On 08 Mar 2011, at 13:24, Chris Wilson wrote:
Hi Thierry,
On Tue, 8 Mar 2011, Thierry de Montaudry wrote:
On 07 Mar 2011, at 19:15, Timo Sirainen wrote:
On Mon, 2011-03-07 at 19:03 +0200, Thierry de Montaudry wrote:
>>> Mar 7 11:19:51 xxx dovecot: pop3-login: Error: net_connect_unix(pop3) failed: Resource temporarily unavailable .. As it is happening at least once a day, is there anything I can do to trace it? and whatever I'll do, will it slow down those machines?
Set verbose_proctitle=yes (won't slow down) and get list of all Dovecot processes when it happens. And check how much user and system CPU it's using and what the load is.
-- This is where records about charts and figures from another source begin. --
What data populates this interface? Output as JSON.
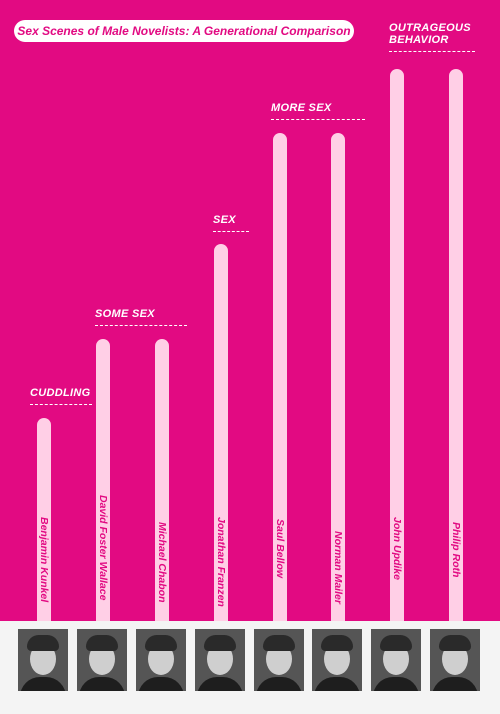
{
  "chart_data": {
    "type": "bar",
    "title": "Sex Scenes of Male Novelists: A Generational Comparison",
    "levels": [
      "CUDDLING",
      "SOME SEX",
      "SEX",
      "MORE SEX",
      "OUTRAGEOUS BEHAVIOR"
    ],
    "categories": [
      "Benjamin Kunkel",
      "David Foster Wallace",
      "Michael Chabon",
      "Jonathan Franzen",
      "Saul Bellow",
      "Norman Mailer",
      "John Updike",
      "Philip Roth"
    ],
    "values": [
      1,
      2,
      2,
      3,
      4,
      4,
      5,
      5
    ],
    "ylim": [
      0,
      5
    ],
    "grid": false,
    "legend": "none"
  },
  "colors": {
    "background": "#e20a82",
    "bar": "#ffcfe6",
    "title_pill": "#ffffff",
    "name_text": "#e20a82",
    "tier_text": "#ffffff"
  },
  "photos": [
    {
      "alt": "Benjamin Kunkel"
    },
    {
      "alt": "David Foster Wallace"
    },
    {
      "alt": "Michael Chabon"
    },
    {
      "alt": "Jonathan Franzen"
    },
    {
      "alt": "Saul Bellow"
    },
    {
      "alt": "Norman Mailer"
    },
    {
      "alt": "John Updike"
    },
    {
      "alt": "Philip Roth"
    }
  ]
}
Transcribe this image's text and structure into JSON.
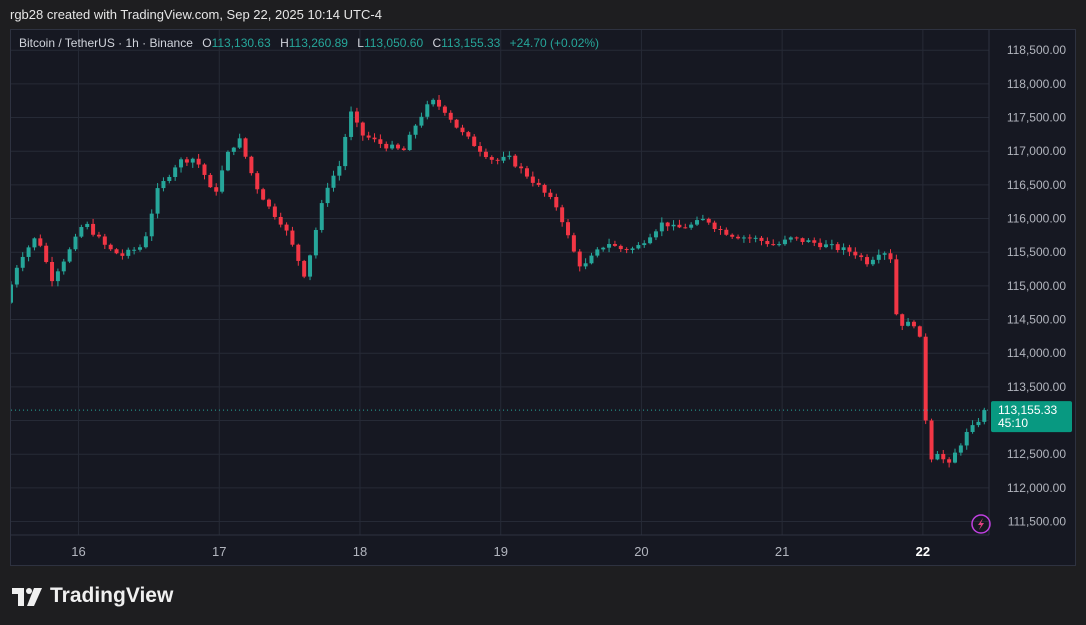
{
  "header": {
    "caption": "rgb28 created with TradingView.com, Sep 22, 2025 10:14 UTC-4"
  },
  "legend": {
    "symbol": "Bitcoin / TetherUS · 1h · Binance",
    "open_label": "O",
    "open": "113,130.63",
    "high_label": "H",
    "high": "113,260.89",
    "low_label": "L",
    "low": "113,050.60",
    "close_label": "C",
    "close": "113,155.33",
    "change": "+24.70 (+0.02%)"
  },
  "price_tag": {
    "price": "113,155.33",
    "countdown": "45:10"
  },
  "footer": {
    "brand": "TradingView"
  },
  "colors": {
    "up": "#26a69a",
    "down": "#f23645",
    "background": "#161822",
    "grid": "#262a36",
    "axis_text": "#b2b5be"
  },
  "chart_data": {
    "type": "candlestick",
    "interval": "1h",
    "ylim": [
      111300,
      118800
    ],
    "y_ticks": [
      111500,
      112000,
      112500,
      113000,
      113500,
      114000,
      114500,
      115000,
      115500,
      116000,
      116500,
      117000,
      117500,
      118000,
      118500
    ],
    "y_tick_labels": [
      "111,500.00",
      "112,000.00",
      "112,500.00",
      "113,000.00",
      "113,500.00",
      "114,000.00",
      "114,500.00",
      "115,000.00",
      "115,500.00",
      "116,000.00",
      "116,500.00",
      "117,000.00",
      "117,500.00",
      "118,000.00",
      "118,500.00"
    ],
    "x_ticks": [
      16,
      17,
      18,
      19,
      20,
      21,
      22
    ],
    "x_tick_labels": [
      "16",
      "17",
      "18",
      "19",
      "20",
      "21",
      "22"
    ],
    "x_tick_bold": [
      false,
      false,
      false,
      false,
      false,
      false,
      true
    ],
    "x_range_days": [
      15.52,
      22.47
    ],
    "last_price": 113155.33,
    "grid": true,
    "path": [
      [
        15.52,
        114750
      ],
      [
        15.62,
        115400
      ],
      [
        15.75,
        115750
      ],
      [
        15.85,
        115100
      ],
      [
        16.0,
        115600
      ],
      [
        16.08,
        115950
      ],
      [
        16.25,
        115550
      ],
      [
        16.35,
        115450
      ],
      [
        16.5,
        115600
      ],
      [
        16.6,
        116400
      ],
      [
        16.75,
        116850
      ],
      [
        16.87,
        116900
      ],
      [
        16.95,
        116600
      ],
      [
        17.0,
        116300
      ],
      [
        17.1,
        116950
      ],
      [
        17.18,
        117200
      ],
      [
        17.3,
        116500
      ],
      [
        17.4,
        116150
      ],
      [
        17.5,
        115900
      ],
      [
        17.6,
        115400
      ],
      [
        17.65,
        115150
      ],
      [
        17.73,
        115850
      ],
      [
        17.8,
        116450
      ],
      [
        17.9,
        116800
      ],
      [
        17.97,
        117600
      ],
      [
        18.05,
        117250
      ],
      [
        18.2,
        117100
      ],
      [
        18.35,
        117000
      ],
      [
        18.45,
        117450
      ],
      [
        18.55,
        117750
      ],
      [
        18.65,
        117600
      ],
      [
        18.75,
        117300
      ],
      [
        18.88,
        117050
      ],
      [
        19.0,
        116850
      ],
      [
        19.1,
        116900
      ],
      [
        19.2,
        116700
      ],
      [
        19.3,
        116500
      ],
      [
        19.45,
        116150
      ],
      [
        19.5,
        115850
      ],
      [
        19.55,
        115550
      ],
      [
        19.62,
        115250
      ],
      [
        19.7,
        115450
      ],
      [
        19.8,
        115650
      ],
      [
        19.88,
        115550
      ],
      [
        20.0,
        115550
      ],
      [
        20.12,
        115800
      ],
      [
        20.2,
        115950
      ],
      [
        20.28,
        115850
      ],
      [
        20.4,
        115900
      ],
      [
        20.5,
        116000
      ],
      [
        20.58,
        115850
      ],
      [
        20.7,
        115750
      ],
      [
        20.85,
        115700
      ],
      [
        21.0,
        115600
      ],
      [
        21.1,
        115700
      ],
      [
        21.25,
        115650
      ],
      [
        21.35,
        115600
      ],
      [
        21.45,
        115550
      ],
      [
        21.55,
        115500
      ],
      [
        21.65,
        115350
      ],
      [
        21.75,
        115550
      ],
      [
        21.82,
        115400
      ],
      [
        21.85,
        114600
      ],
      [
        21.92,
        114350
      ],
      [
        21.96,
        114550
      ],
      [
        22.02,
        114200
      ],
      [
        22.06,
        113050
      ],
      [
        22.1,
        112450
      ],
      [
        22.15,
        112550
      ],
      [
        22.22,
        112300
      ],
      [
        22.28,
        112550
      ],
      [
        22.35,
        112800
      ],
      [
        22.4,
        112900
      ],
      [
        22.45,
        113050
      ],
      [
        22.47,
        113155
      ]
    ]
  }
}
Got the same problem this morning, here is the CPU usage and ps aux for dovecot. plus the different error I could pick up in the log, most of them are repeated a couple of times.
I suspect it a problem with system resources, but can find any message to tell me what. Mail are stored on 17 NFS servers (CentOS), plus 3 servers for indexes only.
CPU load is very high, but mainly from httpd running our webmail interface, which uses the local imap server. [...] top - 11:10:14 up 14 days, 12:04, 2 users, load average: 55.04, 29.13, 14.55 Tasks: 474 total, 60 running, 414 sleeping, 0 stopped, 0 zombie Cpu(s): 99.6%us, 0.3%sy, 0.0%ni, 0.0%id, 0.0%wa, 0.0%hi, 0.1%si, 0.0%st Mem: 16439812k total, 16353268k used, 86544k free, 33268k buffers Swap: 4192956k total, 140k used, 4192816k free, 8228744k cached
You're lucky this server is still alive and that you could even run top and ps on it.
There's nothing to debug in dovecot here. Your server is overloaded by about 55 times. Buy 55 times as many servers or do something about your webmail interface (maybe a separate webmail cluster).
Cheers, Chris.
As you can see the numbers (55.04, 29.13, 14.55) the load was busy getting higher when I took this snapshot and this was not a normal situation. Usually this machine's load is only between 1 and 4, which is quite ok for a quad core. It only happens when dovecot start generating errors, and pop3, imap and http get stuck. It went up to 200, and I was still able to stop web and mail daemons, then restart them, and everything was back to normal.